China may be set to further outpace Britain in the near future, as continued uncertainty mars the UK’s economic outlook while indicators point to ongoing growth in high-end Asian wealth. Recent research by UBS and PwC suggests that Asian billionaire wealth may be set to outstrip that of the US in as little as four years, with Asian billionaires already outnumbering their US counterparts and private museums in the continent booming.
- Auctions lead the way in a healthy year of growth
2017 saw an estimated $63.7 billion in total sales across the global art market. Driving the strong performance in large part was a 27% increase in the overall value of auction trade. Though still representing the majority of all sales at 53%, dealer sales meanwhile grew by a more subdued 4%.
- Strongest gains seen at the ultra-premium end of the market, sparking concern over top-heavy growth
The biggest increases in both auction and dealer figures came at the very top of the market. At auction, 2017 saw a 125% increase in sales value from the over $10 million bracket, reversing the previous year's steep 53% fall. Simultaneously, the strongest growth in dealer sales was generated in the segment above $50 million.
The shift may be attributed to wider economic trends, with robust growth in high-end global wealth and stronger consumer confidence combining to create a more favourable environment that is in turn coaxing more ultra-premium works onto the public market – notably including Leonardo da Vinci's 'Salvator Mundi’ sold by Christie's last year for a record $450 million.
This positive news however masks a less rosy picture at the medium and lower end of the spectrum, raising questions over the sustainability of increasingly top-heavy growth, with pressure felt on many businesses beneath the upper tier.
- Online sales accelerate, but art fairs remain pivotal
The online art market was another of the report's winners, having seen a sizeable 72% increase over the past five years to reach an estimated $5.4 billion in 2017.
However art fairs remain a central bastion of the international art trade, continuing from a position of growth last year to command aggregate sales in the region of $15.5 billion – an estimated 46% of all dealer sales.
- Fresh insights into buying behaviour of US-based high net worth individuals
Among the report's sources was an extensive survey of the collecting behaviours and motivations of US-based high net worth individuals, offering valuable new analysis of some of the drivers powering the world's largest art market.

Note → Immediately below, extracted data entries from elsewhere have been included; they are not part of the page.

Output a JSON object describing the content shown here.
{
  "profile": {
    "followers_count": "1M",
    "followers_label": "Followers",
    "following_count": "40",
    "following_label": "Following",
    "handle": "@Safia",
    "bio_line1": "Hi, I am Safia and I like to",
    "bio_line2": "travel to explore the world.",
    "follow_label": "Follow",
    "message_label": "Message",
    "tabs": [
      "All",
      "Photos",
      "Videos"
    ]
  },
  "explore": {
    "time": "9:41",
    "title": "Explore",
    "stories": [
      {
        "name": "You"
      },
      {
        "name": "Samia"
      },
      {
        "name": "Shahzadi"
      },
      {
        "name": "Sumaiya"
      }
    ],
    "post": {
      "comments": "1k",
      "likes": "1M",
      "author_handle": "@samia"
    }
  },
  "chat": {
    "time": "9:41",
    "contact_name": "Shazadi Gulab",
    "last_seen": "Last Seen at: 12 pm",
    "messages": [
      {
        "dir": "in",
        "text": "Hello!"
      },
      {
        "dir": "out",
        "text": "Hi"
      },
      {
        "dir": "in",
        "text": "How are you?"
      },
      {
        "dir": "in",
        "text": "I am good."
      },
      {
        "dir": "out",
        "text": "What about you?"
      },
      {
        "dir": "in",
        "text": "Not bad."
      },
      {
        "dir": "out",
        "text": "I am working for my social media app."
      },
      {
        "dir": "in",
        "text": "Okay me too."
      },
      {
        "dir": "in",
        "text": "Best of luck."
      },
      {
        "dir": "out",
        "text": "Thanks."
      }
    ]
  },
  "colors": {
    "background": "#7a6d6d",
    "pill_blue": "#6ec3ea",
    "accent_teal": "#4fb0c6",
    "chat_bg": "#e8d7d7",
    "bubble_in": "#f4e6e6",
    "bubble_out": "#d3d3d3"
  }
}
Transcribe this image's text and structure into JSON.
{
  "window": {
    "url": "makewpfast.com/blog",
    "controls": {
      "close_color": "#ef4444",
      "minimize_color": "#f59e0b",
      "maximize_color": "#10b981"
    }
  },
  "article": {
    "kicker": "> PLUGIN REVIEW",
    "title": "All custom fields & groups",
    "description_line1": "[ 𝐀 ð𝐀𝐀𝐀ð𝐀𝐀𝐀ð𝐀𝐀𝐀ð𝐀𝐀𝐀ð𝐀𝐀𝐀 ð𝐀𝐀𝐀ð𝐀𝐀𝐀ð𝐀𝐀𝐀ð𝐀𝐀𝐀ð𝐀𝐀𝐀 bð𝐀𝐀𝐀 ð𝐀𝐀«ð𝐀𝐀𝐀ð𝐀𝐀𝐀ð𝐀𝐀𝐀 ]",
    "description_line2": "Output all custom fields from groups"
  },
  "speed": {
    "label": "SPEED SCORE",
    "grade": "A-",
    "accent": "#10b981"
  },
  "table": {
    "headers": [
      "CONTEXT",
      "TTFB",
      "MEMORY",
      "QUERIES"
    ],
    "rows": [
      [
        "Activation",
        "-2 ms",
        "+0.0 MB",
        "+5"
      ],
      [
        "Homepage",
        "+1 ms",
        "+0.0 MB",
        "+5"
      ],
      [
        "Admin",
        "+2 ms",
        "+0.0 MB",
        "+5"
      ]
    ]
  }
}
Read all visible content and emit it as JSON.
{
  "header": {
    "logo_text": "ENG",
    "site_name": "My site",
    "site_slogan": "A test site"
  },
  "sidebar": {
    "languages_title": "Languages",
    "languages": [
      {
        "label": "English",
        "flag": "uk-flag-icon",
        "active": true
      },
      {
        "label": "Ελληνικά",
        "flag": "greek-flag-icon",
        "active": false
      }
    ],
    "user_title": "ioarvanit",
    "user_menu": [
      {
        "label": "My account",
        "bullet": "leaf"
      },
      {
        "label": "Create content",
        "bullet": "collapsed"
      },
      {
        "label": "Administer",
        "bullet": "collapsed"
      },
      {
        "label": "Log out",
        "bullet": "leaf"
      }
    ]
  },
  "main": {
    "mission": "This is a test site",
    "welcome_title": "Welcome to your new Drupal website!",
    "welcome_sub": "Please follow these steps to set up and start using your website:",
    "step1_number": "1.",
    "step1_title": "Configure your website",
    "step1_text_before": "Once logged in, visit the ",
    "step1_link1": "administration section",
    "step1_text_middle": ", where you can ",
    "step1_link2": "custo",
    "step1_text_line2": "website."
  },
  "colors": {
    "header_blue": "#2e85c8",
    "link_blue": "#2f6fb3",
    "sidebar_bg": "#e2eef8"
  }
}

Of the substantial 35% of those surveyed active in the art and collectibles markets, 43% stated that they preferred to buy directly through a gallery or at an art fair, and only a small proportion – just 8% – used an art advisor. Correlating with this data was further insight suggesting an inclination to be led by personal and philanthropic factors, with 73% reporting that a passion for collecting art was an expression of their personality and 63% (rising to 71% amongst women) driven by a desire to support arts and culture, especially at the local and national level. Perhaps unsurprisingly then, the vast majority of respondents reported that they had never sold a work from their collection, with just 14% having parted with any of their art purchases.